Sample PENP was recovered from desiccated surface gravels at 584 m altitude in a saddle between the Miers and Shangri La Valleys. There was no visible evidence of an adjacent cyanobacterial source (either algal mat material or hypolithic sites) at the time of sampling. The cyanobacterial phylotypes identified in sample PENP (putatively members of the genera Nostoc, Phormidium, and Oscillatoria) are also not indicative of cryptoendolithic origin, The cyanobacterial components of these communities are principally members of the Gloeocapsa, Anabaena, Chroococcidiopsis, Hemichloris, Heterococcus, and Lyngbya [36]. We also note that the hills on the northern flanks of the Miers Valleys appear to lack the sandstone and marble rock strata that principally harbor cryptoendolithic communities [36]. We thus suggest that the cyanobacterial signals identified in sample PENP constitute free-living cyanobacteria. Although the PENP sample showed a very low water content (0.7 wt.% H2O) as determined by dry weight measurements, we suggest that such values may be a poor determinant of cyanobacterial distribution. Both meteorological studies [54] and surveys of lichen distribution [38] indicate that water availability is strongly altitude dependent. Relative humidity measurements from altitudinal transects in the Taylor and Wright Valleys [23] suggest that atmospheric humidity may be an important determinant of water availability. However, a detailed survey of cyanobacterial distribution in relation to environmental and physical factors (altitude, soil type, soil water content, soil humidity, and atmospheric humidity) is required to more fully understand the factors that dictate the distribution of soil-borne cyanobacterial populations.

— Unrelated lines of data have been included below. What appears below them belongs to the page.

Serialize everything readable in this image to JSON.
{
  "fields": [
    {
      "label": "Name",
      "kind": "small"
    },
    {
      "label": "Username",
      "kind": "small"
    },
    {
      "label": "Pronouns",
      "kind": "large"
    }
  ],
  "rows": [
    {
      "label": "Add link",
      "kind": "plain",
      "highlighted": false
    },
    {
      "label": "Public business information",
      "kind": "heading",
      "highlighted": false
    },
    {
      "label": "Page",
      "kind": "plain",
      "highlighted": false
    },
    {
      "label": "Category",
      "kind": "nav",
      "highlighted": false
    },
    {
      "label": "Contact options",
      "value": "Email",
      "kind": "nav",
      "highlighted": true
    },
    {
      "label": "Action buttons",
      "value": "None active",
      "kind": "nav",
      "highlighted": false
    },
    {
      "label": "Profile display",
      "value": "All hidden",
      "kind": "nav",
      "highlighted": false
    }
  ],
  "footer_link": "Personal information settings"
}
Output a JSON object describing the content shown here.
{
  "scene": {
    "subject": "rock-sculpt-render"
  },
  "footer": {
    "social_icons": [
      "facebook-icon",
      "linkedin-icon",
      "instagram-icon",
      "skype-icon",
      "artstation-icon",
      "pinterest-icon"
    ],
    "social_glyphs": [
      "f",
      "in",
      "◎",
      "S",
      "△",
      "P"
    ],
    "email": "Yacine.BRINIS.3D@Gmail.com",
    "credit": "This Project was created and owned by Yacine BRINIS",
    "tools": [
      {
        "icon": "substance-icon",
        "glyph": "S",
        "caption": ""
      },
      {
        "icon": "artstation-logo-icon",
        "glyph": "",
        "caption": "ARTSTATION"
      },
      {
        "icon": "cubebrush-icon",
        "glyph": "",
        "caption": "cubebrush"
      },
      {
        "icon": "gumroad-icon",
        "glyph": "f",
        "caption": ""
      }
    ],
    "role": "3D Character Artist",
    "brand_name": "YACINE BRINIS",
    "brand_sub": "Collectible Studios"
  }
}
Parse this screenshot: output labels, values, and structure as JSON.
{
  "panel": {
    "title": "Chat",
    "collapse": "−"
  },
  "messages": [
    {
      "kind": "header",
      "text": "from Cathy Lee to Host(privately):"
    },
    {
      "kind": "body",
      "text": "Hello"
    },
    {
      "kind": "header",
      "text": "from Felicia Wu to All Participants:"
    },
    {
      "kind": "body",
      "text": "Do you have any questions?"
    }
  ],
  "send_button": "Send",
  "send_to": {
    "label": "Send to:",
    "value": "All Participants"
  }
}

The high frequency of actinobacterial phylotype signals (Table 2) suggests that this group of Gram-positive heterotrophic bacteria [4] contributes a significant fraction of the soil microbial population. However, few of the actinobacterial sequences could be matched to known phylotypes at >95% homology, suggesting that a substantial pool of novel uncultured psychrotrophic actinobacterial species remain to be identified. Given the industrial importance of this group of organisms [5, 26], this observation adds some weight to the importance of developing new isolation strategies [25].

Phylotypic signals identified as members of the acidobacteria were major components of both the desiccated mid-altitude (MVG) and C-enriched (BIS) samples. This group of microorganisms is widespread in soil biotopes showing widely diverse physical and chemical properties [3] and forms a major fraction of noncultured bacteria [44].

It has not been established whether the desiccated mineral soils of the Dry Valleys of Antarctica constitute stable microbial communities or merely assemblages of organisms attached to mobile particulates. The mobility of the mineral soils of the Dry Valleys (particularly during the windy austral winter seasons [54]) argues for the latter. A stable community is presumed to contain the elements of energy capture and turnover of primary nutrient components. Two of the three sites analyzed in this study may thus represent putative communities: the phototrophic and N2-fixation capacity of the cyanobacterial phylotypes identified in sample PENP and the presence of an exogenous nutrient source in sample BIS offer the elements required to maintain a trophic structure. This cannot be said of the desiccated mineral soils of much of the Dry Valleys (represented by sample MVG in this study). Although certain phylotypic groups identified in sample MVG are known to include chemoautotrophic species (i.e., the β-proteobacteria [20, 42], the presence of specific chemoautotrophic species cannot be directly inferred from these results. The demonstration of a community structure may nevertheless be inferred by identification of both the presence and activity of key genes, enzymes, and/or processes. These objectives form the basis for the future continuation of this study.